We demonstrated that a bolus of lithium administration robustly reduced infarct size in a model of distal MCAo with transient bilateral CCAo. This result suggests that lithium treatment can reduce brain injury induced by focal ischemia with partial reperfusion, which is a common phenomenon in stroke patients. Therefore, our study provides novel data that supports the potential of lithium as a treatment for patients who experience stroke with partial reperfusion. The protective effect of lithium was further confirmed when lithium treatment was shown to abolish TUNEL-positive staining in the ischemic penumbra, but not in the ischemic core. However, although the Akt pathway has been shown to be critical for neuronal survival, lithium did not increase Akt activity in our study. This suggests that the neuroprotective effects of lithium following stroke do not necessarily involve Akt activity.
The Akt pathway is known to support neuronal survival after stroke [14
], implying that Akt activity is necessary for neuroprotective effects. Previous studies, including our own, have demonstrated that ischemia/reperfusion results in transient increases in Akt phosphorylation at ser473. Most of these studies used the quantity of p-Akt as a marker for Akt activity. However, we found increased p-Akt protein levels early after stroke onset yet decreased Akt activity at the same time point. The quantity of p-Akt, therefore, does not represent true Akt activity [17
]. We repeated this finding in hypothermic, ischemic preconditioning and ischemic postconditioning models [16
]. Whether lithium alters Akt kinase activity has not been previously reported. In this study we measured Akt activity using an Akt kinase assay rather than the level of p-Akt. We found decreased Akt activity after stroke and lithium did not increase Akt activity. This differs from our previous studies where all neuroprotectants, hypothermia, preconditioning, and postconditioning increased Akt activity independently of p-Akt levels [16
]. Our current study suggests that Akt activity is not always involved in how certain neuroprotectants exert their effects.
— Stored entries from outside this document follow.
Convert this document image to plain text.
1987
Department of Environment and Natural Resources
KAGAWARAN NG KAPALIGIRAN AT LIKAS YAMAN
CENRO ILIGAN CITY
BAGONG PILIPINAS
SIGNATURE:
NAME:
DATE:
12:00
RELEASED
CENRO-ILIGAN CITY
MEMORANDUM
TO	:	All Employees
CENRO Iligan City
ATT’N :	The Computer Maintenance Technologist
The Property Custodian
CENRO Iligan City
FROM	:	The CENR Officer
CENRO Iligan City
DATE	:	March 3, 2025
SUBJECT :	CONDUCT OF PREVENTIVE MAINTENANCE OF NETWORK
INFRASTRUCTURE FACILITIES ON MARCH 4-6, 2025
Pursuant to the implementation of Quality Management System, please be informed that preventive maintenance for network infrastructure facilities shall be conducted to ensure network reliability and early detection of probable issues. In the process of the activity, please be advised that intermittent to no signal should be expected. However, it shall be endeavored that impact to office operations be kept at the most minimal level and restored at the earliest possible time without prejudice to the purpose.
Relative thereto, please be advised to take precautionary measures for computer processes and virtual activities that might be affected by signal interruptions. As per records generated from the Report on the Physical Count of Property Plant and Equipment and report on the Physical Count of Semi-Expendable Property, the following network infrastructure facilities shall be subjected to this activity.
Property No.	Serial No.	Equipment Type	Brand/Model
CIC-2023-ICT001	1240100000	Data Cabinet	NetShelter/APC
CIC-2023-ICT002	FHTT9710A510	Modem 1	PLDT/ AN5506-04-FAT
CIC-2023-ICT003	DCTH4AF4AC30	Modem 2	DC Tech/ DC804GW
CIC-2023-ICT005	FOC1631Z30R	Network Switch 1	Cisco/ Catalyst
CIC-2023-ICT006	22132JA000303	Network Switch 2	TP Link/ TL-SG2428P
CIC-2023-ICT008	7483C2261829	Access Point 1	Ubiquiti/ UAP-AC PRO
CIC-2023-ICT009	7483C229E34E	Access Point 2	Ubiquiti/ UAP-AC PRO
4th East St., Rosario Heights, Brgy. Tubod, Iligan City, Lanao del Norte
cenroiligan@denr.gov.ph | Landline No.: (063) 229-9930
Lithium may not alter Akt activity because it is not a direct Akt activator. Rather, it may inhibit neuronal death by inhibiting GSK3β activity, a protein downstream of Akt, as reported in previous studies [15
]. Although our results showed that lithium had no effect on p-GSK3β or β-catenin protein levels, we cannot exclude the possibility that lithium did inhibit GSK3β activity. Previous studies have shown that lithium directly inhibits GSK3β activity as a competitive inhibitor of Mg2+
, since GSK-3β catalyzes the phosphorylation of many protein substrates in the presence of Mg2+
]. Lithium may also indirectly inhibit GSK3β activity by promoting GSK3β phosphorylation, however, chronic lithium treatment is required to promote GSK3β phosphorylation and alter mRNA levels of β-catenin [15
]. A single bolus of lithium injection in our study may not be able to improve GSK3β phosphorylation or β-catenin protein levels.
Our current study has some limitations. First, although we showed that lithium did not alter Akt activity, disputing the importance of Akt in the protective effects of lithium against stroke, we do not know which cell signaling pathways were involved in its protective effects. Second, one dose of lithium was used in the current study, and the therapeutic time windows were not explored. Third, only acute effects of lithium as early as 48 h after stroke were studied. Other studies have shown that lithium inhibits caspase-mediated apoptosis [9
], blocks p53 activity [5
], promotes Bcl-2 proteins [5
], recovers heat shock proteins (HSP) 70 and 90β [11
], and attenuates inflammatory factors, such as c-jun and c-fos [9
]. Thus, lithium injection may reduce infarct size through cell-signaling pathways other than the Akt pathway. To fully understand the protective effects and mechanisms of lithium, future experiments should include a series of experiments with multiple pharmacological and genetic approaches using in vivo
and in vitro
models. In addition, long term protective effects as well as neurological scores should be evaluated.
In summary, lithium treatment provided strong protection against focal cerebral ischemia with partial reperfusion in a model that mimics a large portion of human stroke cases. Our data offer novel evidence for the potential clinical translation of lithium for the treatment of stroke, and that upregulation of Akt activity. However, whether lithium truly inhibits GSK3β activity in this setting requires further study.